Can I see that kind of world evolving? Yes yes that's the way the world needs to evolve it'll be a dramatic more efficient way of trading all
financial assets note i'm not confining into crypto so that's the future but i think we're
going to be talking about it as the future for years so the question is is, is what evolves at what time? And it's always
great on the first trading day of the year to sit here and talk about what's going to happen in 20
years. I don't know when it's going to happen, but people like Cathie Wood are looking at this
saying financial assets are all going to trade digitally. Our securities laws that Gary Gensler
insists will work obviously don't because you can't even support self-custody.
In fact, you can't even support custody not owned or controlled by a central counterparty
with SEC rules. Those need to change. And when they do change, you open up enormous business
opportunities that can, you know, for, you know, for what we currently call crypto, but might be
very different tokens, etc.
But there are many, many use cases that are still very, very relevant.

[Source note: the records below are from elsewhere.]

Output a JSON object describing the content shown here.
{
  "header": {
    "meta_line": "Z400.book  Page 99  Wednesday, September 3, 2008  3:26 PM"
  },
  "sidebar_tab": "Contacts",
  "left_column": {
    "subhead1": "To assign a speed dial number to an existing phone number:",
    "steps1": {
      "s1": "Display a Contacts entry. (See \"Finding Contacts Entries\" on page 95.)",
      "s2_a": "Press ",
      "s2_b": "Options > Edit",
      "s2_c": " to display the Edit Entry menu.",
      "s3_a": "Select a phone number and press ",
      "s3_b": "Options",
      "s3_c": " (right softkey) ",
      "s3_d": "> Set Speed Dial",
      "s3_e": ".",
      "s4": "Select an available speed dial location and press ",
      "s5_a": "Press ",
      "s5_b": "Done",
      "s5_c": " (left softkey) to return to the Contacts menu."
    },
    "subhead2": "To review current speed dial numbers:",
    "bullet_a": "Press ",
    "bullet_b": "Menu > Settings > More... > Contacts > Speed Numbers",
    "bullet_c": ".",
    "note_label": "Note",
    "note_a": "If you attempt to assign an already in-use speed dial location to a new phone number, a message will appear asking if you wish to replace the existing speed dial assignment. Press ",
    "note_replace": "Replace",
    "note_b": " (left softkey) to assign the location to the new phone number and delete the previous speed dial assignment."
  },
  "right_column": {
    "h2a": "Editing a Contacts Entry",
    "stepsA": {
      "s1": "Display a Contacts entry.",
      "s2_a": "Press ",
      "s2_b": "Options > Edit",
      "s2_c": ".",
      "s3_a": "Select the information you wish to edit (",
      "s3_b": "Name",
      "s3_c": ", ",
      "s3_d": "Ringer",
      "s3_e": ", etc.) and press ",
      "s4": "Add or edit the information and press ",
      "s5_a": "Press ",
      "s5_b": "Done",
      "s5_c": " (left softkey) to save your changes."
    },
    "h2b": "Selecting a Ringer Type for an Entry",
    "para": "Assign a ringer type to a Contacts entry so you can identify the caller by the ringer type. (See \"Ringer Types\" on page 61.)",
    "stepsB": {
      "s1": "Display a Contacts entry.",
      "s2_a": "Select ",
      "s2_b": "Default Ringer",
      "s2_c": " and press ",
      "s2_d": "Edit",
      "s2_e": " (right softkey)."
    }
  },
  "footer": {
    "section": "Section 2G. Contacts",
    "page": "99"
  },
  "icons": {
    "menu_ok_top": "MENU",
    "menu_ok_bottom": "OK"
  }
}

Most notably Bitcoin, because if the world is rapidly approaching the point
where a global store of value is becoming more and more important,
not in the US, but look at the inflation rate in Venezuela,
look at the inflation rate in Argentina, look at the inflation rate in Turkey,
and tell me those people don't look at Bitcoin and say, my God, this is much more stable.
Yeah, it's dropped by 60% over the course of from its all time high. That is a godsend compared to
dropping, you know, 90% and continuing, right? And so people need to understand that at a certain
point, adoption of Bitcoin as a global store of value starts to become inevitable.
And it's dramatically underpriced compared to that. That's really the point.
And there are other assets in the crypto sphere that have similar risk return profiles.
The fact of the matter is we're still in a riskoff period. And so we have to deal with that.
Yeah, 100%. I don't think we can find a better way to close out than you just making the two-minute case for Bitcoin, which I think was incredible.
We might have to edit, cut up, and redistribute.
Dave, thank you so much for showing up two weeks in a row on a holiday.
We're going to get you next week when you actually have to go back to work.
Yeah, that's the idea.
Well, I'm going to go to the gym now.
And then because unlike last week where it was 50-2. we're paying for it if it's in your building a lot. Yeah. Well, I mean, today is a day to be spent out on the bay, I think. But, you know,
it's it's beautiful here in Miami. We're going to take advantage of it. So I hope you can enjoy
the rest of the day as well. Yeah, my I going to teach a three-year-old and a seven-year-old
or improve their bike riding skills right now.
So I'm going to be a practice in patience.
That's my plan is go outside and teach kids to ride bikes.
So thank you.
Thank you so much.
Enjoy your day, guys.
Everyone, we will be back, of course,
tomorrow morning, 9.30 a.m. Eastern Standard Time.
Until then, see you guys. Thanks for tuning in.